El objetivo del bloque es “promover la libertad, seguridad y prosperidad” entre gobiernos alineados con Washington. En contraste, la ausencia de la administración de Claudia Sheinbaum responde a una política de soberanía y no alineamiento automático con Estados Unidos.

Bajo este esquema, países participantes como Argentina, Costa Rica y El Salvador recibirán trato preferencial en comercio e inversiones estratégicas. Para México, quedar fuera de esta lista de “socios confiables” implica el riesgo de ser relegado de nuevos flujos de capital impulsados por Washington.

Estados Unidos planea canalizar inversiones hacia sectores clave de la economía regional como mecanismo de recompensa por la lealtad política de sus aliados. En este escenario, la ausencia mexicana podría traducirse en menor acceso a estos nuevos incentivos económicos.

El factor China: el blindaje comercial que México podría perder

Uno de los pilares más agresivos del llamado “Corolario Trump” es restringir el acceso de China a los recursos naturales, la producción alimentaria y las vías comerciales estratégicas del hemisferio.

Estados Unidos utiliza esta cumbre para establecer compromisos bilaterales con países latinoamericanos, mediante los cuales se comprometen a distanciarse de las ambiciones de Beijing a cambio de acceso privilegiado al mercado estadounidense.

Debido a que México ha optado por no alinearse con estas prioridades de seguridad regional, se abre una brecha en la coordinación comercial norteamericana. Esta posición podría modificar el equilibrio de relaciones económicas dentro del continente.

Mientras países como Costa Rica celebran su inclusión como un reconocimiento a su alineamiento estratégico, México podría enfrentar mayor presión económica o tensiones comerciales si Washington interpreta su neutralidad como una apertura a la influencia de Xi Jinping en la región.

Inversiones en juego: la nueva geografía de los minerales críticos

El impacto comercial no se limita a los bienes de consumo.
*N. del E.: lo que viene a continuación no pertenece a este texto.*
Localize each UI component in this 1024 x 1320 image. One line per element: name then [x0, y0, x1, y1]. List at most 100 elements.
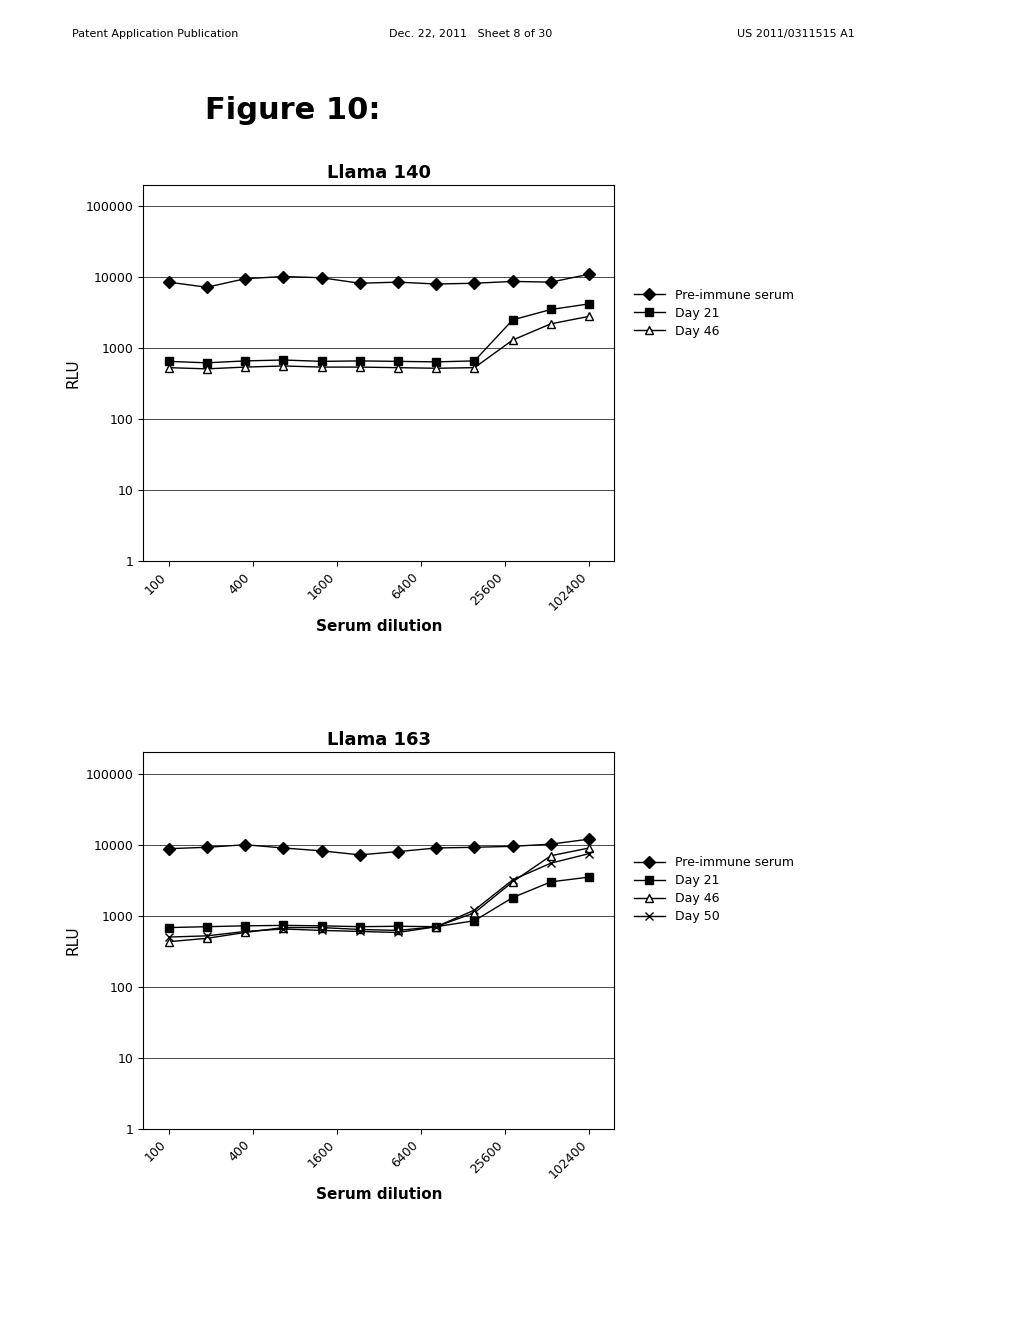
Day 46 [583, 840, 595, 855]
Day 50 [163, 929, 175, 945]
Day 21 [583, 296, 595, 312]
Day 50 [239, 924, 251, 940]
Legend: Pre-immune serum, Day 21, Day 46: Pre-immune serum, Day 21, Day 46 [630, 285, 798, 342]
Day 46 [392, 923, 404, 939]
Pre-immune serum [430, 276, 442, 292]
Day 21 [163, 920, 175, 936]
Pre-immune serum [278, 268, 290, 284]
Day 50 [507, 873, 519, 888]
Day 21 [353, 919, 366, 935]
X-axis label: Serum dilution: Serum dilution [315, 1187, 442, 1201]
Day 46 [278, 358, 290, 374]
Day 21 [278, 352, 290, 368]
Day 46 [278, 920, 290, 936]
Line: Day 21: Day 21 [165, 873, 593, 932]
Day 21 [315, 354, 328, 370]
Pre-immune serum [201, 840, 213, 855]
Pre-immune serum [507, 273, 519, 289]
Line: Day 50: Day 50 [165, 850, 593, 941]
Pre-immune serum [239, 271, 251, 286]
Day 21 [239, 917, 251, 933]
Day 46 [239, 359, 251, 375]
Day 46 [163, 360, 175, 376]
Pre-immune serum [507, 838, 519, 854]
Day 21 [583, 869, 595, 884]
Pre-immune serum [583, 267, 595, 282]
Y-axis label: RLU: RLU [66, 358, 80, 388]
Pre-immune serum [430, 840, 442, 855]
Day 46 [201, 360, 213, 376]
Day 46 [468, 360, 480, 376]
Day 46 [545, 315, 557, 331]
X-axis label: Serum dilution: Serum dilution [315, 619, 442, 634]
Day 21 [392, 919, 404, 935]
Line: Pre-immune serum: Pre-immune serum [165, 836, 593, 859]
Pre-immune serum [468, 840, 480, 855]
Day 46 [239, 924, 251, 940]
Day 21 [201, 919, 213, 935]
Day 50 [545, 855, 557, 871]
Pre-immune serum [392, 275, 404, 290]
Pre-immune serum [392, 843, 404, 859]
Pre-immune serum [201, 280, 213, 296]
Day 50 [430, 919, 442, 935]
Day 46 [392, 360, 404, 376]
Day 21 [239, 352, 251, 368]
Legend: Pre-immune serum, Day 21, Day 46, Day 50: Pre-immune serum, Day 21, Day 46, Day 50 [630, 853, 798, 927]
Day 46 [201, 931, 213, 946]
Line: Pre-immune serum: Pre-immune serum [165, 271, 593, 292]
Day 46 [583, 309, 595, 325]
Day 46 [430, 360, 442, 376]
Day 46 [430, 919, 442, 935]
Day 46 [315, 359, 328, 375]
Line: Day 46: Day 46 [165, 843, 593, 946]
Pre-immune serum [545, 836, 557, 851]
Day 21 [545, 301, 557, 317]
Day 50 [278, 921, 290, 937]
Line: Day 21: Day 21 [165, 300, 593, 367]
Day 21 [201, 355, 213, 371]
Pre-immune serum [545, 275, 557, 290]
Day 21 [430, 919, 442, 935]
Text: Dec. 22, 2011   Sheet 8 of 30: Dec. 22, 2011 Sheet 8 of 30 [389, 29, 552, 40]
Day 21 [430, 354, 442, 370]
Pre-immune serum [315, 843, 328, 859]
Pre-immune serum [468, 276, 480, 292]
Y-axis label: RLU: RLU [66, 925, 80, 956]
Text: US 2011/0311515 A1: US 2011/0311515 A1 [737, 29, 855, 40]
Day 21 [468, 352, 480, 368]
Day 21 [507, 890, 519, 906]
Pre-immune serum [239, 837, 251, 853]
Day 21 [163, 354, 175, 370]
Day 50 [353, 924, 366, 940]
Day 50 [583, 846, 595, 862]
Day 21 [545, 874, 557, 890]
Line: Day 46: Day 46 [165, 313, 593, 374]
Day 46 [353, 921, 366, 937]
Pre-immune serum [163, 275, 175, 290]
Text: Figure 10:: Figure 10: [205, 96, 380, 125]
Day 50 [392, 924, 404, 940]
Day 50 [315, 923, 328, 939]
Day 46 [545, 847, 557, 863]
Day 21 [353, 352, 366, 368]
Pre-immune serum [353, 276, 366, 292]
Day 46 [315, 920, 328, 936]
Pre-immune serum [583, 832, 595, 847]
Day 46 [507, 874, 519, 890]
Day 21 [507, 312, 519, 327]
Pre-immune serum [315, 269, 328, 285]
Title: Llama 163: Llama 163 [327, 731, 431, 750]
Pre-immune serum [278, 840, 290, 855]
Day 50 [201, 928, 213, 944]
Day 46 [163, 933, 175, 949]
Day 46 [507, 333, 519, 348]
Day 21 [392, 354, 404, 370]
Day 50 [468, 902, 480, 917]
Day 46 [468, 904, 480, 920]
Day 21 [278, 917, 290, 933]
Day 21 [315, 917, 328, 933]
Text: Patent Application Publication: Patent Application Publication [72, 29, 238, 40]
Pre-immune serum [163, 841, 175, 857]
Day 46 [353, 359, 366, 375]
También se extiende a la seguridad nacional de largo plazo, especialmente en torno al acceso y control de minerales críticos para la economía mundial.

Recientemente, Estados Unidos encabezó una cumbre sobre estos recursos con el objetivo de limitar el control chino sobre insumos estratégicos. La iniciativa forma parte de una estrategia más amplia para asegurar cadenas de suministro bajo influencia estadounidense.
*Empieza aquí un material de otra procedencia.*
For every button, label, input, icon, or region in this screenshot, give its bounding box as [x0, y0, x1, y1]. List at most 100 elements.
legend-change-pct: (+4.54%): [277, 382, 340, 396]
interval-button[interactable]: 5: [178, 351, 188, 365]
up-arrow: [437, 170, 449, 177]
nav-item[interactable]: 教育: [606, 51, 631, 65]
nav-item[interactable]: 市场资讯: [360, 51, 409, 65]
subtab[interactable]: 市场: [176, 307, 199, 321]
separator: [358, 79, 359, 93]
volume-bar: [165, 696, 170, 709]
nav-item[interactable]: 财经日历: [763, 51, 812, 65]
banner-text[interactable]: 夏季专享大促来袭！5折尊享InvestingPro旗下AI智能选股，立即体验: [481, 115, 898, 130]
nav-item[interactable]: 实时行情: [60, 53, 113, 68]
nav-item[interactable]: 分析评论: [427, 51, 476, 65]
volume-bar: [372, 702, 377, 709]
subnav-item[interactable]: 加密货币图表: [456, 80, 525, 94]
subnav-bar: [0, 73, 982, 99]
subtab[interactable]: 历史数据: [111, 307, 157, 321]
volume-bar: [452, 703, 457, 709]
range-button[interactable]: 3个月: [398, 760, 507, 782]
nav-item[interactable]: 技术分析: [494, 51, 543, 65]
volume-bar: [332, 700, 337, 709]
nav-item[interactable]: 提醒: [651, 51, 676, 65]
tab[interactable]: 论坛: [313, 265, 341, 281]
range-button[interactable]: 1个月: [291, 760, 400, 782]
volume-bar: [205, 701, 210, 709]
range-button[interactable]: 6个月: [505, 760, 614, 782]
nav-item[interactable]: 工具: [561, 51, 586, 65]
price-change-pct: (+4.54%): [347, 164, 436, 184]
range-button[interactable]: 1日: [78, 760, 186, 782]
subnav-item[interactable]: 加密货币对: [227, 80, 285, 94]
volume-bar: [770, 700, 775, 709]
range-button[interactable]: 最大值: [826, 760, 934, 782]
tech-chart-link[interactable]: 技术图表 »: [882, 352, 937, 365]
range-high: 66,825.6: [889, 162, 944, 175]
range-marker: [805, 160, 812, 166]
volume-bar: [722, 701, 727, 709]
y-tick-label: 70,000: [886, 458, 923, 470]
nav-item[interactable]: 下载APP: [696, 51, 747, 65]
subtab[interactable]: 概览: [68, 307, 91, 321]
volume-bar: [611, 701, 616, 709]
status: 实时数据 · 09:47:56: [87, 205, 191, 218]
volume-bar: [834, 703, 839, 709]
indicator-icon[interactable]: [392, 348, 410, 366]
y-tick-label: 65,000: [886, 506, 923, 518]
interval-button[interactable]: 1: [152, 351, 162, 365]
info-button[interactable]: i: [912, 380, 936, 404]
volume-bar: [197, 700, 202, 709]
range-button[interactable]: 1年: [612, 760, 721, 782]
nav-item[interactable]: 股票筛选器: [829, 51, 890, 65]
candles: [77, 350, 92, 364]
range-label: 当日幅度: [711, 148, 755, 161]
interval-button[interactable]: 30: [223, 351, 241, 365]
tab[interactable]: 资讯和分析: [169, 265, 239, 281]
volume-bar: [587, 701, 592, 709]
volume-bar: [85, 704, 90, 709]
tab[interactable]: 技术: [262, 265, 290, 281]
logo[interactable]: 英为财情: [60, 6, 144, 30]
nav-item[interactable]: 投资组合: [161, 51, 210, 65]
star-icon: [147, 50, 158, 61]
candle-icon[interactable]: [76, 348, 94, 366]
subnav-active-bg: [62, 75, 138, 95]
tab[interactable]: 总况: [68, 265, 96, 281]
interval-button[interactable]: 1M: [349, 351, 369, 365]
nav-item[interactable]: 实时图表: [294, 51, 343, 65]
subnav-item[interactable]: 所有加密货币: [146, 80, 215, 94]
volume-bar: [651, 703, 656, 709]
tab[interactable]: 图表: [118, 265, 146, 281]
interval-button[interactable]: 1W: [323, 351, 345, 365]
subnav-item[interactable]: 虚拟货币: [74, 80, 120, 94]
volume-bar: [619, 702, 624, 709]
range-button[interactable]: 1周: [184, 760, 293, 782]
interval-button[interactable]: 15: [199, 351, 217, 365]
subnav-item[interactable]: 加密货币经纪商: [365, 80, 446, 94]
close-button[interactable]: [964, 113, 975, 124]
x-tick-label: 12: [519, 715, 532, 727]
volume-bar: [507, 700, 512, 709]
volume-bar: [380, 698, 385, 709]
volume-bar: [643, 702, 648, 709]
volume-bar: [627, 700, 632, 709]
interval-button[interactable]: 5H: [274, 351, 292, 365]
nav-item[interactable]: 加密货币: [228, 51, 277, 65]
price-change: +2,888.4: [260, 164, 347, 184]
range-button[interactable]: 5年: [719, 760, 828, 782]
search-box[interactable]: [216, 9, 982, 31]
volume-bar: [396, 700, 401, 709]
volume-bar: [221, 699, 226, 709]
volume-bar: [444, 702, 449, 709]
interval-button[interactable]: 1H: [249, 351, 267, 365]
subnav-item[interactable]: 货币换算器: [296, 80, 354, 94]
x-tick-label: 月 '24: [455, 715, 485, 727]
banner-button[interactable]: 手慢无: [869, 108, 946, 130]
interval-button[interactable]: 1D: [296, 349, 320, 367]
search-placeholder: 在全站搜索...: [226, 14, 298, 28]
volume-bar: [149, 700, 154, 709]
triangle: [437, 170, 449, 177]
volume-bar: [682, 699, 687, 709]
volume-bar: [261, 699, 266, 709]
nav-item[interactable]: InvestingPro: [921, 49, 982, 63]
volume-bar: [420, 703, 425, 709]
La alianza “Escudo de las Américas” busca garantizar que estos recursos permanezcan dentro de la esfera de Washington mediante incentivos financieros dirigidos a países aliados. Al no asistir a la reunión en Miami, México no participa directamente en estas negociaciones dentro del bloque.

La naturaleza ideológica de la cumbre, dominada por gobiernos de corte conservador, sugiere que el flujo de inversión extranjera directa proveniente de Estados Unidos podría comenzar a priorizar a estos aliados estratégicos.

Este escenario plantea un desafío para la integración económica del T-MEC, ya que el trato preferencial prometido en Miami podría generar competencia desigual o fragmentación en las cadenas de suministro regionales que hasta ahora favorecían a México.